Before considering medical intervention, many men with low-normal testosterone levels or mild deficiency have real opportunities to improve their levels through lifestyle changes. The research here is more robust than most supplement marketing would suggest: sleep, exercise, diet, and stress management all have documented effects on testosterone production. This guide covers the strategies with the strongest evidence, explains the mechanisms behind them, and distinguishes what is likely to make a meaningful difference from what is not. For context on what counts as low, see our article on normal testosterone levels by age.
Sleep: The Most Underestimated Factor
Testosterone production is closely tied to sleep. The majority of daily testosterone release occurs during sleep, specifically during slow-wave (deep) and REM sleep stages, and is tightly linked to the body’s circadian rhythm. Research published in JAMA found that restricting sleep to five hours per night for one week reduced testosterone levels by 10 to 15 percent in healthy young men ( 1 ). This is a larger effect than most natural supplements can reliably produce.
Sleep quality matters as much as duration. Obstructive sleep apnea, a condition characterized by repeated breathing interruptions during sleep, is strongly associated with low testosterone. Treatment of sleep apnea has been shown to modestly improve testosterone levels in affected men ( 2 ). Men who are snoring heavily, waking unrefreshed, or experiencing daytime fatigue should discuss sleep evaluation with a provider.
The practical target for most men is seven to nine hours of quality sleep per night. Sleep hygiene measures like consistent sleep and wake times, limiting screen exposure before bed, keeping the bedroom cool and dark, and limiting alcohol in the evening all support better sleep architecture and, by extension, hormonal health.
Exercise: Resistance Training and HIIT
Resistance training is the exercise modality with the strongest and most consistent evidence for acutely and chronically supporting testosterone levels. Heavy compound movements, such as squats, deadlifts, and presses, produce the greatest acute testosterone response. The mechanism involves mechanical load on muscle tissue, which stimulates androgen receptor upregulation and increases the acute release of testosterone and growth hormone from the pituitary ( 1 ).

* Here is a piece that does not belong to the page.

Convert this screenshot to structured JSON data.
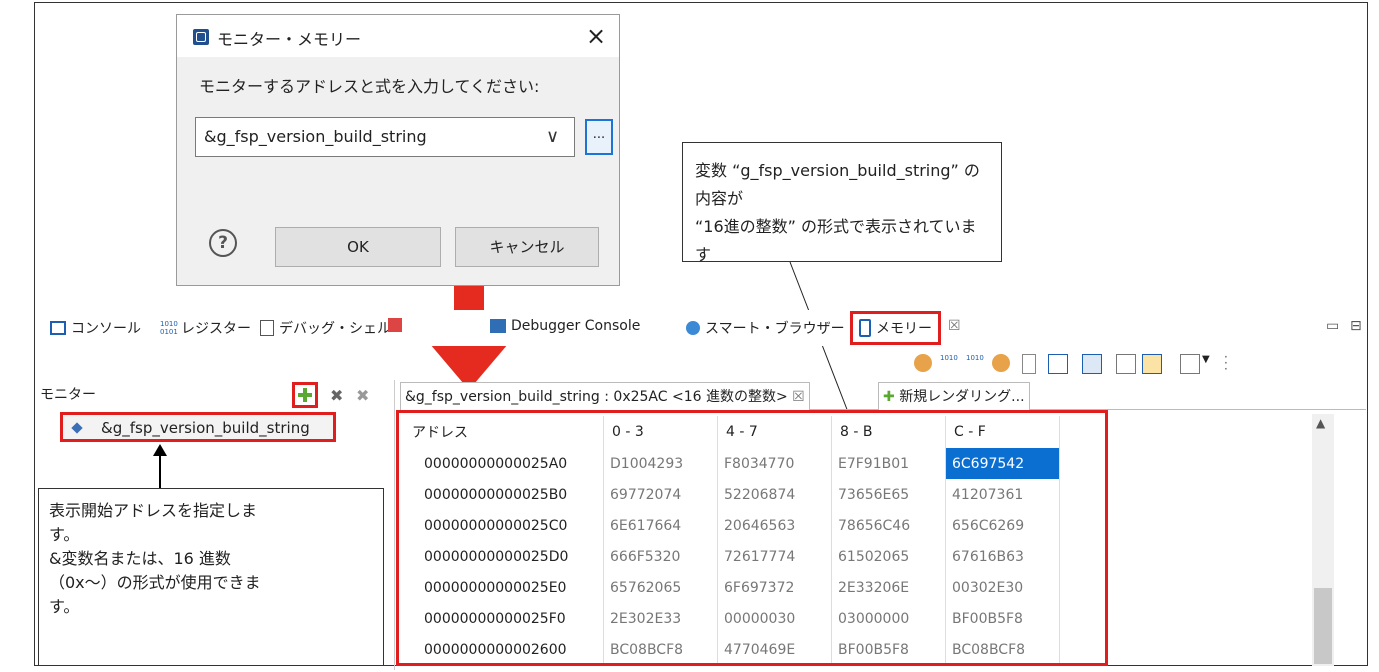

High-intensity interval training (HIIT) also produces favorable hormonal responses and may be more time-efficient than moderate-intensity steady-state cardio, which in excessive amounts has been associated with reduced testosterone in endurance athletes. The key distinction is intensity and volume: moderate-to-high intensity exercise with adequate recovery supports testosterone; extreme training volume without adequate recovery can suppress it through elevated cortisol.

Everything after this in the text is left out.